First and foremost is Microsoft’s announcement of a limited-time sale of 50% off Defender for Endpoint Plan 1 and Plan 2 licenses, allowing organisations to do more and spend less by modernising their security with a leading endpoint protection platform. The offer runs until June 2023.

Microsoft 365 Defender now automatically disrupts ransomware attacks. This is possible because Microsoft 365 Defender collects and correlates signals across endpoints, identities, emails, documents and cloud apps into unified incidents and uses the breadth of signal to identify attacks early with a high level of confidence. Microsoft 365 Defender can automatically contain affected assets, such as endpoints or user identities. This helps stop ransomware from spreading laterally.

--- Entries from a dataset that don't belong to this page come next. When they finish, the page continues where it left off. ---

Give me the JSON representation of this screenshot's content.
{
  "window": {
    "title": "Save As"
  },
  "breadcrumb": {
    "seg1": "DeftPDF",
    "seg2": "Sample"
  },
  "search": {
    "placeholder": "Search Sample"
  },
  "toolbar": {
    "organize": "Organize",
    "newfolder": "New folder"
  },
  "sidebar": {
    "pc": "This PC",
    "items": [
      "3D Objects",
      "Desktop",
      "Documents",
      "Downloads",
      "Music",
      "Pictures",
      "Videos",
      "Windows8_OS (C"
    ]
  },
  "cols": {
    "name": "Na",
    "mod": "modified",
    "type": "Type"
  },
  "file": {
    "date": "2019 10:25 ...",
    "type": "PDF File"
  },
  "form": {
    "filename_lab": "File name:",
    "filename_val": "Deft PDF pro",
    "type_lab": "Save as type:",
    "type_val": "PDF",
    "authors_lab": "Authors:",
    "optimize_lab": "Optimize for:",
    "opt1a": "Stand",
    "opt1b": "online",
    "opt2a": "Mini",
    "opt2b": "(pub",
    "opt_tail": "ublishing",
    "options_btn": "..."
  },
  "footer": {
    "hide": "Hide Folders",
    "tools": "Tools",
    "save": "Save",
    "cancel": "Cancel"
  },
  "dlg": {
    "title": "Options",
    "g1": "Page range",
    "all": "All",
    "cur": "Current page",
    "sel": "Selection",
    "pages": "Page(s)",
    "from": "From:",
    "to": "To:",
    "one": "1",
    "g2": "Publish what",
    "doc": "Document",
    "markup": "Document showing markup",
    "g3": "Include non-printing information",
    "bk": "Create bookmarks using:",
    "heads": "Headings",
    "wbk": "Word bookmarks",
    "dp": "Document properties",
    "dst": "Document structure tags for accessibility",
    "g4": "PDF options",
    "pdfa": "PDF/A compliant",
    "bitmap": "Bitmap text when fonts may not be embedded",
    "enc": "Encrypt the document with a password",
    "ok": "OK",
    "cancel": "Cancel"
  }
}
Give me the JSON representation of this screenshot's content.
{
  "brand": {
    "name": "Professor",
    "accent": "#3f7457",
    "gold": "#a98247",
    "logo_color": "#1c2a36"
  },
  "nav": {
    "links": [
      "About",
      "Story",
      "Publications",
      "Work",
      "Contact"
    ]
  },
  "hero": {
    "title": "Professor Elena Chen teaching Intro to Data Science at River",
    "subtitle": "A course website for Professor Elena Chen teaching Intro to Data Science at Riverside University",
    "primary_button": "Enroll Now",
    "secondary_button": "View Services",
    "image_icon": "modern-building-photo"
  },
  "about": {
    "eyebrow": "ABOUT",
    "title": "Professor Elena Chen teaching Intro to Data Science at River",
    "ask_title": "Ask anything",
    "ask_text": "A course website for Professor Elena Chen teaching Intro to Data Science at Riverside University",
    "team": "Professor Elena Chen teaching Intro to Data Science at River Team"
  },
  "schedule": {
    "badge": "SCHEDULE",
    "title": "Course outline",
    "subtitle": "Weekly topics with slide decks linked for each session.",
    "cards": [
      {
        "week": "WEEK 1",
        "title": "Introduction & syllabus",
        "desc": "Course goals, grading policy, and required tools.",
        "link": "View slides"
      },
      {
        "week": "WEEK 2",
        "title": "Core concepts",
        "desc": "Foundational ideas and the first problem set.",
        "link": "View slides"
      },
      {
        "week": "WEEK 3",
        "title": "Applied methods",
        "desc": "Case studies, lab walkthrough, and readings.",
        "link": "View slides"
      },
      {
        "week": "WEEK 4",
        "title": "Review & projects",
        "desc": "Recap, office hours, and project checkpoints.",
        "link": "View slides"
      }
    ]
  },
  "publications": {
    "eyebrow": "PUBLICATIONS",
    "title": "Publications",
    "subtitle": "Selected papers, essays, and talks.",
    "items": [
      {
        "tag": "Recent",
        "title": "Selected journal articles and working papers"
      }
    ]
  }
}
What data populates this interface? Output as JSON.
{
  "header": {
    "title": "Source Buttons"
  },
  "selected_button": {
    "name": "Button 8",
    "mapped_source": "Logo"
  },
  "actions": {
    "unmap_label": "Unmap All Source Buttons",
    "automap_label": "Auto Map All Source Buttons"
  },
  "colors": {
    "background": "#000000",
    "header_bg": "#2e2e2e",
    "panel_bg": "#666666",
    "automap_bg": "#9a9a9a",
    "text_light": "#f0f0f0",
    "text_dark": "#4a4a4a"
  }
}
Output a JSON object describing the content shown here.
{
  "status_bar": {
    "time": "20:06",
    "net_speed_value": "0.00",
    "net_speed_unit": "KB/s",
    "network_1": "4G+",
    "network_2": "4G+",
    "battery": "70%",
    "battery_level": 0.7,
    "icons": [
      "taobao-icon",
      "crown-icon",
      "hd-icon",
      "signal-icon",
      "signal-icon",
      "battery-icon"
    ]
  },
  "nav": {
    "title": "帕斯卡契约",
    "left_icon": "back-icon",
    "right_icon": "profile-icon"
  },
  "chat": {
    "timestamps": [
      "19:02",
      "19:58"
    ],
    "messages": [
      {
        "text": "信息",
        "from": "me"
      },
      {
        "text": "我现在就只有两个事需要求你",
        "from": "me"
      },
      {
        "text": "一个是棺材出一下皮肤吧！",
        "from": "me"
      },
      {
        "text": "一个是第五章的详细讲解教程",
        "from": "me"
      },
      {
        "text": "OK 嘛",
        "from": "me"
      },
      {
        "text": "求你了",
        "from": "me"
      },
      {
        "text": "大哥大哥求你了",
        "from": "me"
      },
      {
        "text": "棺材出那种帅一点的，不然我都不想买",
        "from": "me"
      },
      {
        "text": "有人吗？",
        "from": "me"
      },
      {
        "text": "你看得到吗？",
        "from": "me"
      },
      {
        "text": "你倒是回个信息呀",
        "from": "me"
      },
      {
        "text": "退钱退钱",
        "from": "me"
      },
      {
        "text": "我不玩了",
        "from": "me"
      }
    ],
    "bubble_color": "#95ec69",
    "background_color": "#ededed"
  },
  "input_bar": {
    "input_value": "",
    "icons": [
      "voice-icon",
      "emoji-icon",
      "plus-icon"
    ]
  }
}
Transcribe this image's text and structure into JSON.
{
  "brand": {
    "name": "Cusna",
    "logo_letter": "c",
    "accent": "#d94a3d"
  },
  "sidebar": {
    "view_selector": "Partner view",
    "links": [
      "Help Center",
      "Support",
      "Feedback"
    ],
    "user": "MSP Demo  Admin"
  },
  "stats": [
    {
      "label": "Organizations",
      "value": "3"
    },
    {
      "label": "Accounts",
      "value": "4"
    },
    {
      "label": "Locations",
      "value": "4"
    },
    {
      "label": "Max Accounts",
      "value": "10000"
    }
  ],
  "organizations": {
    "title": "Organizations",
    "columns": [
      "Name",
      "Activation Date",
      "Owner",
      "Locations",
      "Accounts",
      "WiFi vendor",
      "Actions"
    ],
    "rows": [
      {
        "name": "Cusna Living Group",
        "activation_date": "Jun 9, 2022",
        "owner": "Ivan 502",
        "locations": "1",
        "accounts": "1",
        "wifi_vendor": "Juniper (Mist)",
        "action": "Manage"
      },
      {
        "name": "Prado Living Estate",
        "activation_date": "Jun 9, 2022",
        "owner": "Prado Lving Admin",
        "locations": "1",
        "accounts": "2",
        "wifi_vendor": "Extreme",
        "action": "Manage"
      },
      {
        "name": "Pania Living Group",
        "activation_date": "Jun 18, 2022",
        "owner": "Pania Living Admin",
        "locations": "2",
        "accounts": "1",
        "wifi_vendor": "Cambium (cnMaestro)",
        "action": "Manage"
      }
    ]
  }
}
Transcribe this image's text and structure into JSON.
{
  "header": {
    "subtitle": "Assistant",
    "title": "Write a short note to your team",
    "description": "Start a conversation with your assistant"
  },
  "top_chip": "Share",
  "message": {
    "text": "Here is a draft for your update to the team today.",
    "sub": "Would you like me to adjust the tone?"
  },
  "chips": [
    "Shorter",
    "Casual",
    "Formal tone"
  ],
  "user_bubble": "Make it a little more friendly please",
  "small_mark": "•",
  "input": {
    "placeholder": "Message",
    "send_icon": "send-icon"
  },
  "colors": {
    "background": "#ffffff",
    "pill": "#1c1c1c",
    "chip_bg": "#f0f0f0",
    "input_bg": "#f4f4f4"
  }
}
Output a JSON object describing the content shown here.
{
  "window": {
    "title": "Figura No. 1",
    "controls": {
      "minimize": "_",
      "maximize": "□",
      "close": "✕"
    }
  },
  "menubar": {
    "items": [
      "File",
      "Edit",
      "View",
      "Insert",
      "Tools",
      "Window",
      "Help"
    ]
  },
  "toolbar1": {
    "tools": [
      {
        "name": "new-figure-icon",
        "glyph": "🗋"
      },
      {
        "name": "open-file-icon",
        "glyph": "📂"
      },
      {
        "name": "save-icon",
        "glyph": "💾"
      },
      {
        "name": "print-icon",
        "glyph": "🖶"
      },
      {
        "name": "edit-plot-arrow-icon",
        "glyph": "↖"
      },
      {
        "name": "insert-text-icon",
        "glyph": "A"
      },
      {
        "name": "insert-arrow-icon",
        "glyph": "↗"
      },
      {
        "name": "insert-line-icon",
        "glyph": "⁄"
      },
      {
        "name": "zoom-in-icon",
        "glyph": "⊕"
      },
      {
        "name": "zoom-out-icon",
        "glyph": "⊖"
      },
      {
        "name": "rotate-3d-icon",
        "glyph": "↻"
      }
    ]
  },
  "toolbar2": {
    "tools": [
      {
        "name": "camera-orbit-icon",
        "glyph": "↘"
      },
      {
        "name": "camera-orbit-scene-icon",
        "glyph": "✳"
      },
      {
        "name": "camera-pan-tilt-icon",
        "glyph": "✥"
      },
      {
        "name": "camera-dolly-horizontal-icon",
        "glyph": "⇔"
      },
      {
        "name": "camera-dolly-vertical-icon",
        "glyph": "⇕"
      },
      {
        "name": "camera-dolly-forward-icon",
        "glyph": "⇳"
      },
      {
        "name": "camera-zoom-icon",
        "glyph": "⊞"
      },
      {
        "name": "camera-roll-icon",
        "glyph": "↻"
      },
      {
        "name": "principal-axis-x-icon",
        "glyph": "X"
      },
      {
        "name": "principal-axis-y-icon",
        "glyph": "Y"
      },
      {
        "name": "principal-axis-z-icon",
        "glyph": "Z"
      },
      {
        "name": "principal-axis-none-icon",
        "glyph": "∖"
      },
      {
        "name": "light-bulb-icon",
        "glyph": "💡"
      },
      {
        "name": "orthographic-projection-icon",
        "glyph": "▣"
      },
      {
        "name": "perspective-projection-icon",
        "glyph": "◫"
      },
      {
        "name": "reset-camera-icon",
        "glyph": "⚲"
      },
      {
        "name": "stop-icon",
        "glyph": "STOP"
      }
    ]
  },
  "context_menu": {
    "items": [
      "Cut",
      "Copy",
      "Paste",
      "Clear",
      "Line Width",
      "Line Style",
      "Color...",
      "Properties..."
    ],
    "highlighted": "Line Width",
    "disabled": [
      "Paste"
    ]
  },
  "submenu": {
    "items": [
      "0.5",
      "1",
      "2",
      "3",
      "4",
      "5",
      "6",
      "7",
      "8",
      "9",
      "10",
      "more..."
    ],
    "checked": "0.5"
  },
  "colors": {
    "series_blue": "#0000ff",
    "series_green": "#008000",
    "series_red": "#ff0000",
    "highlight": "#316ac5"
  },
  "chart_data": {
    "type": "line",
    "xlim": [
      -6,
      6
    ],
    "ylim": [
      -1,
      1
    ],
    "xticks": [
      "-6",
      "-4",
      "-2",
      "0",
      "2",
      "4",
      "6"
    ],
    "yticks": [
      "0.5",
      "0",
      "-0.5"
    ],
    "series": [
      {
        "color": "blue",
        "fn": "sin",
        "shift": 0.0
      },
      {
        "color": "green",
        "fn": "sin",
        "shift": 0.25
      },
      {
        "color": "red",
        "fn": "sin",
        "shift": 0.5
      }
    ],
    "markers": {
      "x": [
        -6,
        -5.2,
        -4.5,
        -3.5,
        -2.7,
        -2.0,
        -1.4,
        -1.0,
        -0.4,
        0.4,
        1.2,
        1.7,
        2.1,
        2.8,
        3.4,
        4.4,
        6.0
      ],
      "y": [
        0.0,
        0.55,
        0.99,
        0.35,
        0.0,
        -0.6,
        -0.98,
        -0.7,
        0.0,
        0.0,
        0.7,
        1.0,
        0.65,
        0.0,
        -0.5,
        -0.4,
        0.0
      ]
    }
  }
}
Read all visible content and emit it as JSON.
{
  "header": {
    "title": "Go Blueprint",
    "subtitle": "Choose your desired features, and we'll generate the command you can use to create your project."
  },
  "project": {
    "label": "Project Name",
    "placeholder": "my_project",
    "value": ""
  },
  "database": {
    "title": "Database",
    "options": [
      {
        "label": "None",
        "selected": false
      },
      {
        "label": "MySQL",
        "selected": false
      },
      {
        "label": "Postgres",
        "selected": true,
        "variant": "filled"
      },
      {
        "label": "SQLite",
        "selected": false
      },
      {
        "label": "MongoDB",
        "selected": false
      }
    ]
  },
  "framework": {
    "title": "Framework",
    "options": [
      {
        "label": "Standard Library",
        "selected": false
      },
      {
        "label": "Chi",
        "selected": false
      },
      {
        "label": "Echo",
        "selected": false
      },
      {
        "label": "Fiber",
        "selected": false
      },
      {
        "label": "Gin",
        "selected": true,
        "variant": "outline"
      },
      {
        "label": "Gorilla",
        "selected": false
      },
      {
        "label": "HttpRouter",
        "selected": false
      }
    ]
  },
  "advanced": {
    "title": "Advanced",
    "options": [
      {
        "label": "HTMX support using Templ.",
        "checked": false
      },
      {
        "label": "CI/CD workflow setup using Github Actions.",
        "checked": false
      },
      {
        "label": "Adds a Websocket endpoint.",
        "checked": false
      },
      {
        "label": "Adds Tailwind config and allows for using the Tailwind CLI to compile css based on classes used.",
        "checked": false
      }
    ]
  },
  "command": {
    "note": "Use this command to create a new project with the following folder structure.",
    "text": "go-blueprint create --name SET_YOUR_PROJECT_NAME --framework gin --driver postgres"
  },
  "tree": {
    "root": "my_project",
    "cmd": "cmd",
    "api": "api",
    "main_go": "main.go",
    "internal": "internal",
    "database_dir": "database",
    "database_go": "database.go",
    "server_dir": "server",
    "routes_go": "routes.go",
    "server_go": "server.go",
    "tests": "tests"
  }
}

A number of new capabilities have been announced for Defender for Cloud:

Microsoft Defender for DevOps: A new solution that will provide visibility across multiple DevOps environments to centrally manage DevOps security, strengthen cloud resource configurations in code and help prioritise remediation of critical issues in code across multi-pipeline and multicloud environments. With this preview, leading platforms like GitHub and Azure DevOps are supported and other major DevOps platforms will be supported shortly.
Microsoft Defender Cloud Security Posture Management (CSPM): This solution, available in preview, will build on existing capabilities to deliver integrated insights across cloud resources, including DevOps, runtime infrastructure and external attack surfaces, and will provide contextual risk-based information to security teams. Defender CSPM provides proactive attack path analysis, built on the new cloud security graph, to help identify the most exploitable resources across connected workloads to help reduce recommendation noise by 99%.
Microsoft cloud security benchmark: A comprehensive multicloud security framework is now generally available with Microsoft Defender for Cloud as part of the free Cloud Security Posture Management experience. This built-in benchmark maps best practices across clouds and industry frameworks, enabling security teams to drive multicloud security compliance.
Expanded workload protection capabilities: Microsoft Defender for Servers will support agentless scanning, in addition to an agent-based approach to VMs in Azure and AWS. Defender for Servers P2 will provide Microsoft Defender Vulnerability Management premium capabilities.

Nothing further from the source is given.